Old magic. Old magic old magic old magic.
How could people forget?
How could people forget the magic that had helped raise the great stones, that had marked the stars that pyramids pointed to, that had sunk ancient cities and raised rivers from deserts?
How could they forget?
All too easily, the answer rang back, all too easily. They had forgotten how to live, breathe and drink magic. Had forgotten how the men of yore had lived without wands; how without those twigs the magic was channeled through movement and sway and song and sacrifice. How without those twigs the only barrier to the magic you could make was yourself, was your own mind, your own sacrifice. How without those twigs you could do anything when you had enough strength.
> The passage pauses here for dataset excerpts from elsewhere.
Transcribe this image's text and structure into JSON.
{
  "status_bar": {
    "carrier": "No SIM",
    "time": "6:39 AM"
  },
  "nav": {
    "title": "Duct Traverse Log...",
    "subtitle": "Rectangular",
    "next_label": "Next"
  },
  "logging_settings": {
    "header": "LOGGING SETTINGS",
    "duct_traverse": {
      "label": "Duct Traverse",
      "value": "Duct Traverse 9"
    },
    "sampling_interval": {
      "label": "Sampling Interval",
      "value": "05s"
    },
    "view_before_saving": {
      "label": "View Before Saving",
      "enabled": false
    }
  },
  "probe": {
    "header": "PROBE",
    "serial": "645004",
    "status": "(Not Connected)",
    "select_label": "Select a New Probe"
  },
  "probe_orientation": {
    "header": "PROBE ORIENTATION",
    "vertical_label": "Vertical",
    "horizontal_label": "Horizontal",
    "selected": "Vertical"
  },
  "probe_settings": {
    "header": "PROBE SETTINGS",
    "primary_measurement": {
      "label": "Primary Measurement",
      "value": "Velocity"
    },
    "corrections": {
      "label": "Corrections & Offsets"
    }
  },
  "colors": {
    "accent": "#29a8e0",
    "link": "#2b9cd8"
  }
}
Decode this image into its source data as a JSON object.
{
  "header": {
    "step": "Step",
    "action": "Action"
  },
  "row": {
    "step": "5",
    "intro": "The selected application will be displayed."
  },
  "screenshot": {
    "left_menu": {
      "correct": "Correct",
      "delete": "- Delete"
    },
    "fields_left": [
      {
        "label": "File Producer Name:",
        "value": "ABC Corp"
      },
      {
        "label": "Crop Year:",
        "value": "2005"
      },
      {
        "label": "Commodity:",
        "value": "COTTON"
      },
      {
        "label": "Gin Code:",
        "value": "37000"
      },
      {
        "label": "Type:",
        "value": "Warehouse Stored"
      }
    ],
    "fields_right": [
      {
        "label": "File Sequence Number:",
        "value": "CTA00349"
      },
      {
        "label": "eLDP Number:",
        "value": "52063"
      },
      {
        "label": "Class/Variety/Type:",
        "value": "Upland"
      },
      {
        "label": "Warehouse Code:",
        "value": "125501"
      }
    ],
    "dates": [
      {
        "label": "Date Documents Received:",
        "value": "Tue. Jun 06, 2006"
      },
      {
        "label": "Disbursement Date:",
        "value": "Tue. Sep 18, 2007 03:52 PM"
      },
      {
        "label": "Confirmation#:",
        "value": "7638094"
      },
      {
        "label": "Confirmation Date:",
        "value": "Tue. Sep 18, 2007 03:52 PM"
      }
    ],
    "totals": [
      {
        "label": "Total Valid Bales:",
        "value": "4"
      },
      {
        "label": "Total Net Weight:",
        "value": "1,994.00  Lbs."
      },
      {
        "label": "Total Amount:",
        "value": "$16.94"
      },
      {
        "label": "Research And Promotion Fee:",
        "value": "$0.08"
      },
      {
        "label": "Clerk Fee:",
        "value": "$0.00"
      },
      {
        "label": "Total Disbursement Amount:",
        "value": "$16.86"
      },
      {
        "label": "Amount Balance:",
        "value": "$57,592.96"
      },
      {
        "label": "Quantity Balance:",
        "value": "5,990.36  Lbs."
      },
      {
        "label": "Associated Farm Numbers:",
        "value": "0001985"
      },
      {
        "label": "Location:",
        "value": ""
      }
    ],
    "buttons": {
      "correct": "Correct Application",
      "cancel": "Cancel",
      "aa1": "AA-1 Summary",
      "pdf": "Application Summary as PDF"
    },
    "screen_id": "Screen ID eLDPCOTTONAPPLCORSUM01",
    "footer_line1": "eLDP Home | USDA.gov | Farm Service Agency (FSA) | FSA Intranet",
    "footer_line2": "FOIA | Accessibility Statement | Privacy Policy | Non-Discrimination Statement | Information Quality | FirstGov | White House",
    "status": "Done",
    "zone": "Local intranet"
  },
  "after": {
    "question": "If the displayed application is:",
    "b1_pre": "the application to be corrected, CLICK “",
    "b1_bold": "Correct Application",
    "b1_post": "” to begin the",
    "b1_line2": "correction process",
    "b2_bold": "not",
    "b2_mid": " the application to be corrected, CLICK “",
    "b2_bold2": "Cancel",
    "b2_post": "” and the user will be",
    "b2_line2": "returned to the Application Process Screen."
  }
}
Magic was a muscle, the elders said. Practice with it and it shall grow, just as by lifting rocks and timber each day your muscles shall grow. But take one of those sticks, those little twigs and you are using a lever to do that work for you, you are letting yourself be weak when you could be so so so strong.
The young ones ignored them, pointed at them laughed at these elders stuck in their old ways with dreams of a great and ancient past but naught to show for those dreams, and argued that now they were old how could they sway and sing and sacrifice? Was it not better to do less for more? To conserve, waiting for a greater task, The Great Task? Why offer themselves up mind, body and soul to magic when in a moment, with a mere flick of a wrist, with a wand they could do the same thing just as well? And these elders could lament wands all they liked, but they had nothing to show for all their boasts of glory, could not with such precision, with such finesse accomplish the things these children could.
The elders’ faces were impassive.
The elders’ faces betrayed nothing.
So it went, for years and years, the children slowly outnumbering the elders, growing proud and mighty in their strength until the elders worried. Worried that in their pride the children would grow reckless, would forget that magic was no toy but a powerful force, one to be reckoned with - one that would demand its pay.
A great council they summoned, drawing magical folk from every corner of the uncivilized world and told them of their fears - of how they feared the children had forgotten the old magics of the world, had forgotten what it meant to channel power and force, what it meant to be responsible.
They fought. Father against son. Mother against daughter.
And late that night elders from every corner of the uncivilized corners of the world met in an old forest, untouched by time and human hands, still throbbing with the ancient magic of the world, deep and dark. There they breathed their old and ancient magic for the very last time, letting it seep through their veins, rich and heady and intoxicating. Then with calls foreign to all, they rose and bound their children.
You want wands? they asked the magic they worshipped and worked with, You want levers and magic getting weaker?
Then so be it.
They bound the magic and their children all at once, forever cursing those who took in hand the twigs they called wands, weapons, to be doomed to a life torn away from the old magics of the world. So it was that when a child used a wand, working wandless came to be a burden, a path fraught with great difficulty that few except the most dedicated would ever tread.
It is their punishment. The consequence of their folly.
When you see them, with their wands, remember the old magic, the magic that you breathe, drink and live. It is this magic in your veins, the magic of the civilized lands of the world. Dusty, old with time. Exercise it, children, use it, concentrate, feel it, let it flow through you, lest it be taken from you and lost forever.
I am disappointed, of course, that father never got to see this book. I think he would have quite enjoyed it. Would have found plenty of good use for it in his research.
Naturally, as you might imagine, the book is popular only among a few select academic circles in the wizarding world. Wands as punishment? Sacrilege! Though I suppose one ought to be thankful it did not receive the Myths of Magical Europe treatment. A.R.
(Submitted by essayofthoughts, with a few minor edits on my part.)